NHS numbers

The NHS – The Numbers You Should Know

How much do you know about the NHS? With the service turning 70 this year, a lot has been done to celebrate the service and to remind the public of what it is and what it can do. Whether you benefit from doctors, dental or other healthcare services, you can learn a lot about your NHS through numbers. Take a closer look at the NHS numbers and what they could mean to you.

How many people work for the NHS?

The NHS is the world’s fifth biggest employer, following behind the US Department of Defense, the People’s Liberation Army in China, Walmart and McDonalds. It employs nearly 2 million people, who are needed to provide the healthcare services we use everyday. However, there are still gaps in the NHS that need to be filled, and it’s hoped that a new generation will be inspired to follow careers as nurses and GPs in the future.

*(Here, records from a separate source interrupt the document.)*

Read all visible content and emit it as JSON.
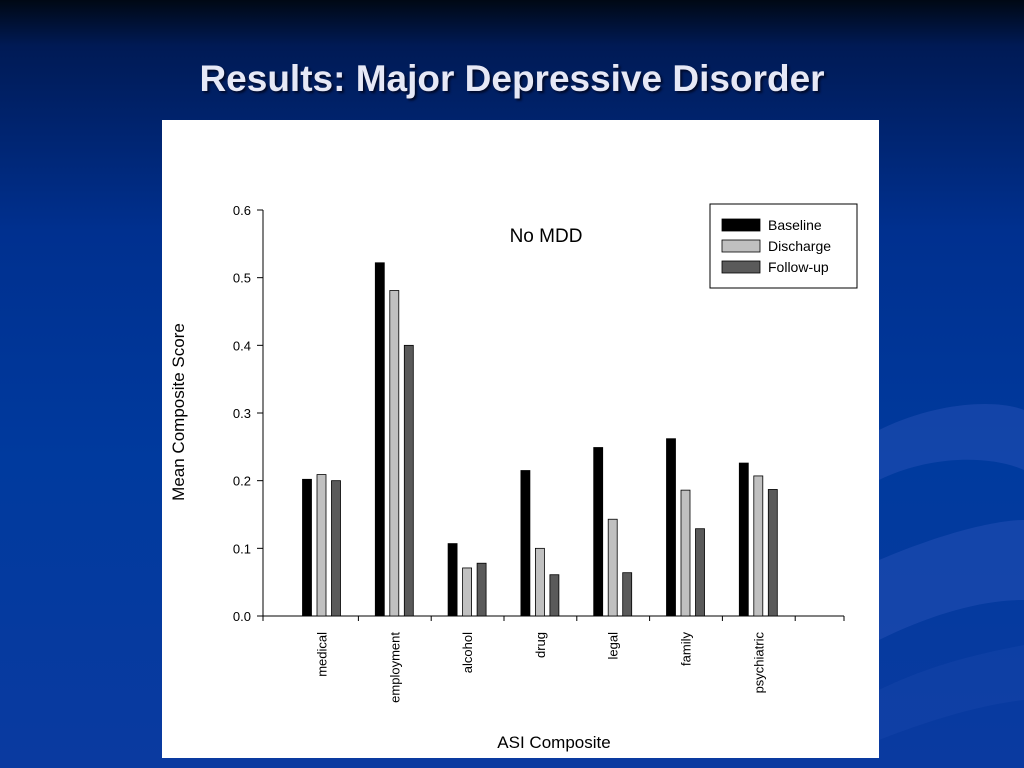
{
  "slide": {
    "title": "Results: Major Depressive Disorder"
  },
  "chart_data": {
    "type": "bar",
    "title": "No MDD",
    "xlabel": "ASI Composite",
    "ylabel": "Mean Composite Score",
    "ylim": [
      0,
      0.6
    ],
    "yticks": [
      "0.0",
      "0.1",
      "0.2",
      "0.3",
      "0.4",
      "0.5",
      "0.6"
    ],
    "grid": false,
    "legend_position": "top-right",
    "categories": [
      "medical",
      "employment",
      "alcohol",
      "drug",
      "legal",
      "family",
      "psychiatric"
    ],
    "series": [
      {
        "name": "Baseline",
        "color": "#000000",
        "values": [
          0.202,
          0.522,
          0.107,
          0.215,
          0.249,
          0.262,
          0.226
        ]
      },
      {
        "name": "Discharge",
        "color": "#c0c0c0",
        "values": [
          0.209,
          0.481,
          0.071,
          0.1,
          0.143,
          0.186,
          0.207
        ]
      },
      {
        "name": "Follow-up",
        "color": "#5a5a5a",
        "values": [
          0.2,
          0.4,
          0.078,
          0.061,
          0.064,
          0.129,
          0.187
        ]
      }
    ]
  }
}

NHS Numbers: Wednesday is the busiest day for appointments

If you’re looking for the day to avoid trying to get an appointment, it’s Wednesday. In hospitals alone, there are around 56,000 admissions on a Wednesday, which doesn’t include the number of A&E visits or outpatient appointments that also take place in hospitals. Of these admissions, over 38% are for patients who are 65 and over, while 11% are for children under 15 years of age.

A&E is ‘busiest on a Monday’

Monday is the busiest time for A&E, with 64,226 admissions constituting a typical Monday. Figures have shown that under 4s make up the largest proportion of appointments, followed by 20-34 year olds. In the latter age category, advice has been offered to help people stay out of A&E, with a better focus on self-care and living a healthier lifestyle.

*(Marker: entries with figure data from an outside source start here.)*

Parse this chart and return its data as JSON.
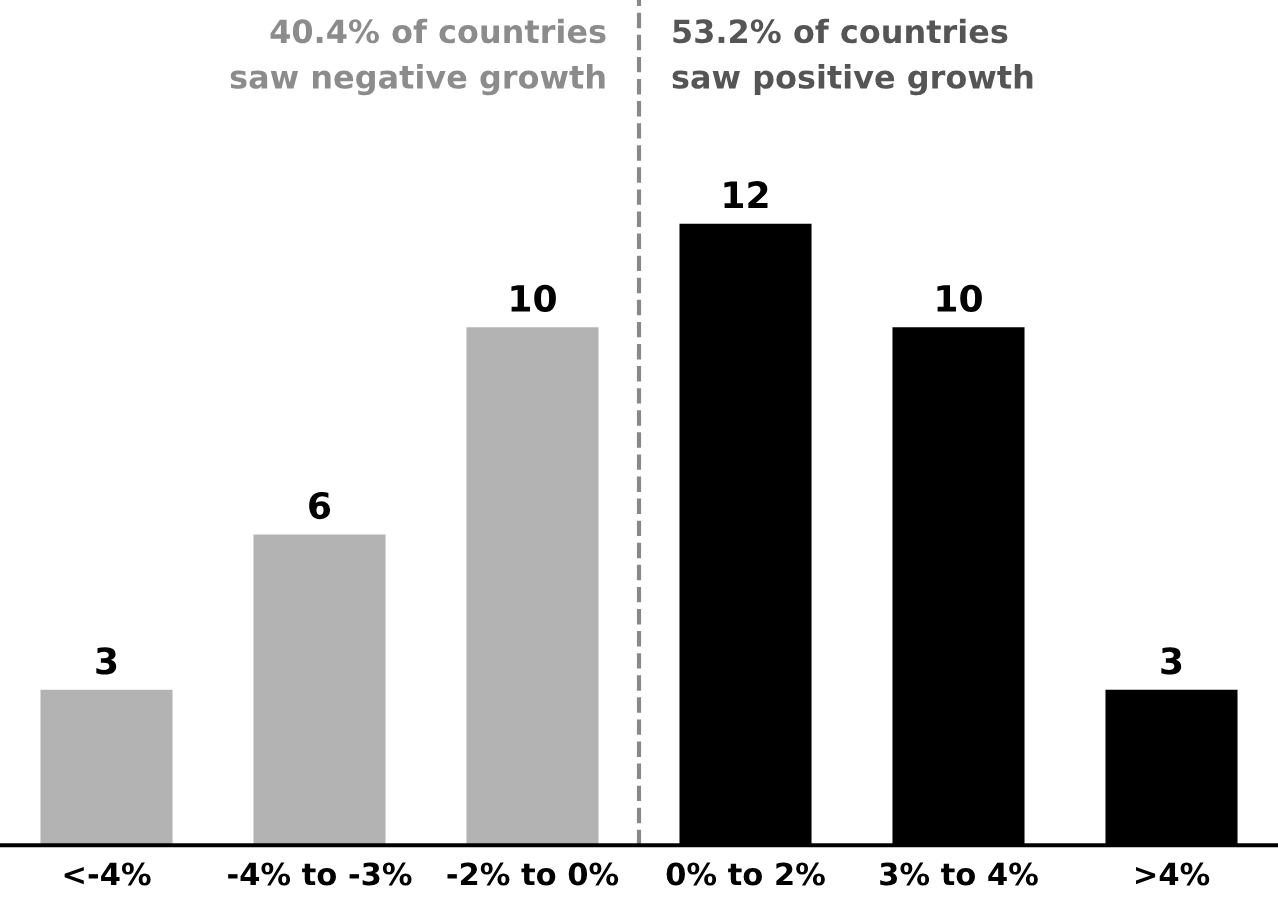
{
  "chart_data": {
    "type": "bar",
    "categories": [
      "<-4%",
      "-4% to -3%",
      "-2% to 0%",
      "0% to 2%",
      "3% to 4%",
      ">4%"
    ],
    "values": [
      3,
      6,
      10,
      12,
      10,
      3
    ],
    "colors": [
      "#b3b3b3",
      "#b3b3b3",
      "#b3b3b3",
      "#000000",
      "#000000",
      "#000000"
    ],
    "data_labels": true,
    "annotations": [
      "40.4% of countries\nsaw negative growth",
      "53.2% of countries\nsaw positive growth"
    ],
    "grid": false
  }
}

In the past, there have been concerns about the number of people going to A&E unnecessarily, with patients being encouraged to dial 111 to get help for conditions which might not require urgent treatment. Out of hours surgeries can provide services outside of regular GP hours, which could save a long wait at A&E, as well as keep services free for those who are in urgent need.

Dementia, heart disease and cancer

Last year, dementia took over as the leading cause of death in the UK, overtaking heart disease. With an increasing ageing population, this isn’t a surprise. Meanwhile, heart disease continues to be a concern, and is avoidable in many cases through healthier living. Obesity continues to be a major challenge in combatting long-term health conditions, including diabetes, which has 4 million sufferers in the UK.

Your GP surgery

There are over 1 million GP appointments each day in the UK, although many of these are unnecessary. Many of the conditions seen by GPs can be managed at home or with the help of a pharmacist, which would free up appointments for those with greater need. Better self-care through healthy eating and exercise could also help people to avoid illness and be healthier overall.

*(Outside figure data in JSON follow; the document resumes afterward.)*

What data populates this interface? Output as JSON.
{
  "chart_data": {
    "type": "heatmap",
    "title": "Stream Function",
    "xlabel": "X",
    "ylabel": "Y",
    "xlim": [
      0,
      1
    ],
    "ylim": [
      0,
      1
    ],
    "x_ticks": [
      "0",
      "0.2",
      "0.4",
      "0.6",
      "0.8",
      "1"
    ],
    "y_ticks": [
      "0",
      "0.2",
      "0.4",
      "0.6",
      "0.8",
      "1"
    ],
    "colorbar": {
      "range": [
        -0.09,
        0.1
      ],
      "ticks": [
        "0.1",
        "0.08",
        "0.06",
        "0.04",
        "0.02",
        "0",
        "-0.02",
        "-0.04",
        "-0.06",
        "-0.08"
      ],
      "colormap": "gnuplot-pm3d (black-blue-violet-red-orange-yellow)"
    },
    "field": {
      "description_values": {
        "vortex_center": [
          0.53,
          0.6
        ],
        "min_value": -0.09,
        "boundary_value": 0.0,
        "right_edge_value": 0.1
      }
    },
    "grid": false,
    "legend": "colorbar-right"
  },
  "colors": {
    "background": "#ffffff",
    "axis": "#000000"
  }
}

There are many things you can do to improve NHS numbers. From donating blood and registering to be an organ donor, you can do your bit to help. Self-care is particularly important to ease the pressure on our services, and you can also take advantage of some of the other services on offer like using your local out of hours services. Understanding more about our healthcare system will help you understand its challenges, so take a closer look at the numbers and do your bit to help.